GCN: caches and two ACEs for GPU computing
Although graphics remains at the heart of GCN development, GPU computing has also taken on a lot more importance. To prevent their GPUs from becoming confined to a few very specific usage scenarios, AMD and NVIDIA continue to make GPU usage easier. With Fermi, NVIDIA introduced numerous such developments and with GCN, AMD has followed suit.
Tahiti thus ushers in a new read/write cache structure. The texture cache of previous generations has developed towards an L1 cache of 16 KB which can be used both by the texturing units and the SIMDs. Moreover, each scalar unit has its own 4 KB L1 cache. This 4 KB cache is however implemented as a 16 KB cache shared between four Compute Units. This compromise has been made to reduce implementation costs. Tahiti therefore has a total of 40 L1 caches of 16 KB each.
They are connected with an access of 64 bytes per clock to the L2 cache that is made up of 128 KB partitions that are integrated into each of the six memory controllers. This L2 cache is now coherent and processes atomics much more efficiently than before.

The shared memory of each CU, Local Data Share, is thus also up from 32 to 64 KB. To recap, the LDS is designed to share information within a block of elements to be processed and the Direct3D 11 spec requires a minimum of 32 KB. This memory has a direct read access to the L1 of its Compute Unit, which means it can be loaded with data without having to go through the SIMDs. This improves both performance and energy consumption.
There has however been no increase in general registers for the SIMDs in each CU: 256 vector registers of 2048 bits (64x 32 bits). The scalar unit also has 256 registers of 32 bits.
Still looking at the memory sub-system, AMD has also implemented ECC protection for the SRAM (L1, L2 and registers) and the video memory. The implementation is probably similar to that on the NVIDIA GPU, which is to say that it consists in reserving part of the memory to stock ECC data, also therefore reducing the available memory bandwidth.

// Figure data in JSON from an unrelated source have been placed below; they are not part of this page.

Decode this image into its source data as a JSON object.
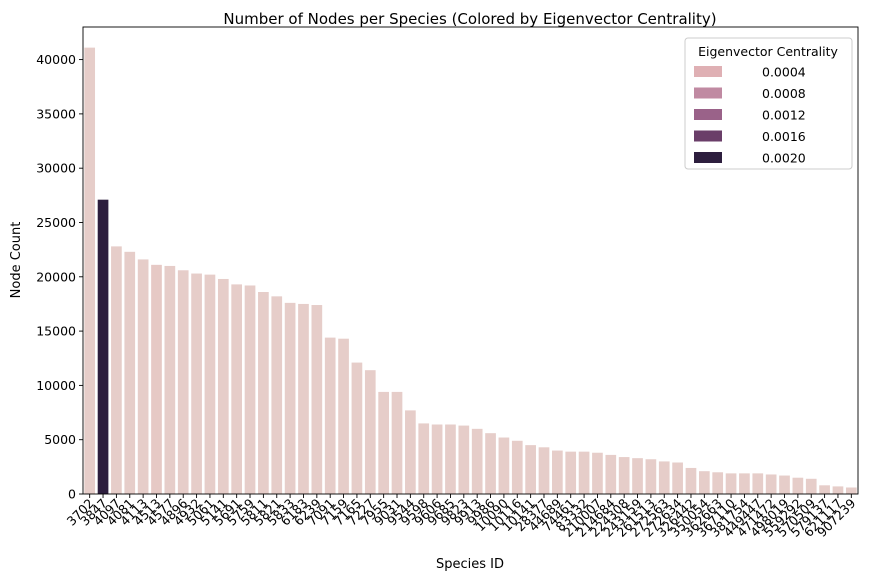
{
  "chart_data": {
    "type": "bar",
    "title": "Number of Nodes per Species (Colored by Eigenvector Centrality)",
    "xlabel": "Species ID",
    "ylabel": "Node Count",
    "ylim": [
      0,
      43000
    ],
    "yticks": [
      0,
      5000,
      10000,
      15000,
      20000,
      25000,
      30000,
      35000,
      40000
    ],
    "grid": false,
    "legend": {
      "title": "Eigenvector Centrality",
      "placement": "top-right",
      "entries": [
        {
          "label": "0.0004",
          "color": "#dfb0b4"
        },
        {
          "label": "0.0008",
          "color": "#c08aa2"
        },
        {
          "label": "0.0012",
          "color": "#9a6289"
        },
        {
          "label": "0.0016",
          "color": "#6a3e69"
        },
        {
          "label": "0.0020",
          "color": "#2d1e3e"
        }
      ]
    },
    "categories": [
      "3702",
      "3847",
      "4097",
      "4081",
      "4113",
      "4513",
      "4577",
      "4896",
      "4932",
      "5061",
      "5141",
      "5691",
      "5759",
      "5811",
      "5821",
      "5833",
      "6183",
      "6239",
      "7091",
      "7159",
      "7165",
      "7227",
      "7955",
      "9031",
      "9544",
      "9598",
      "9606",
      "9685",
      "9823",
      "9913",
      "9986",
      "10090",
      "10116",
      "10141",
      "28377",
      "44689",
      "74461",
      "83332",
      "210007",
      "214684",
      "224308",
      "243159",
      "261513",
      "272563",
      "272634",
      "326442",
      "350054",
      "362663",
      "367110",
      "381754",
      "449447",
      "471472",
      "498019",
      "559292",
      "570509",
      "579137",
      "621117",
      "907239"
    ],
    "values": [
      41100,
      27100,
      22800,
      22300,
      21600,
      21100,
      21000,
      20600,
      20300,
      20200,
      19800,
      19300,
      19200,
      18600,
      18200,
      17600,
      17500,
      17400,
      14400,
      14300,
      12100,
      11400,
      9400,
      9400,
      7700,
      6500,
      6400,
      6400,
      6300,
      6000,
      5600,
      5200,
      4900,
      4500,
      4300,
      4000,
      3900,
      3900,
      3800,
      3600,
      3400,
      3300,
      3200,
      3000,
      2900,
      2400,
      2100,
      2000,
      1900,
      1900,
      1900,
      1800,
      1700,
      1500,
      1400,
      800,
      700,
      600
    ],
    "centrality_color": [
      "#e6cdc9",
      "#2d1e3e",
      "#e6cdc9",
      "#e6cdc9",
      "#e6cdc9",
      "#e6c9c5",
      "#e6cdc9",
      "#e6cdc9",
      "#e6cdc9",
      "#e6cdc9",
      "#e6cdc9",
      "#e6cdc9",
      "#e6cdc9",
      "#e6cdc9",
      "#e6cdc9",
      "#e6cdc9",
      "#e6cdc9",
      "#e6cdc9",
      "#e6cdc9",
      "#e6cdc9",
      "#e6cdc9",
      "#e6cdc9",
      "#e6cdc9",
      "#e6cdc9",
      "#e6cdc9",
      "#e6cdc9",
      "#e6cdc9",
      "#e6cdc9",
      "#e6cdc9",
      "#e6cdc9",
      "#e6cdc9",
      "#e6cdc9",
      "#e6cdc9",
      "#e6cdc9",
      "#e6cdc9",
      "#e6cdc9",
      "#e6cdc9",
      "#e6cdc9",
      "#e6cdc9",
      "#e6cdc9",
      "#e6cdc9",
      "#e6cdc9",
      "#e6cdc9",
      "#e6cdc9",
      "#e6cdc9",
      "#e6cdc9",
      "#e6cdc9",
      "#e6cdc9",
      "#e6cdc9",
      "#e6cdc9",
      "#e6cdc9",
      "#e6cdc9",
      "#e6cdc9",
      "#e6cdc9",
      "#e6cdc9",
      "#e6cdc9",
      "#e6cdc9",
      "#e6cdc9"
    ]
  }
}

After the cache, AMD looked into another problem that affects GPU Computing: multitasking and overhead. To this end Tahiti has three command processors. The main one, not represented on this schema, can process all tasks, both graphic and compute. Beside it are two ACEs (Asynchronous Compute Engines) which are limited to compute tasks. With an evolved resources control system, prioritisation and synchronisation, they can simultaneously handle several contexts. They can for example, provide for efficient use of GPU computing and 3D at the same time. In the future, it’s also feasible that AMD send the main command processor DirectX 11 Compute shader processing to the ACEs, but this isn’t yet in place. Could this be a possible optimisation
for 3DMark 11?
To feed all these command processors, as is already the case with NVIDIA, AMD has added a second DMA engine to handle communication to and from the CPU.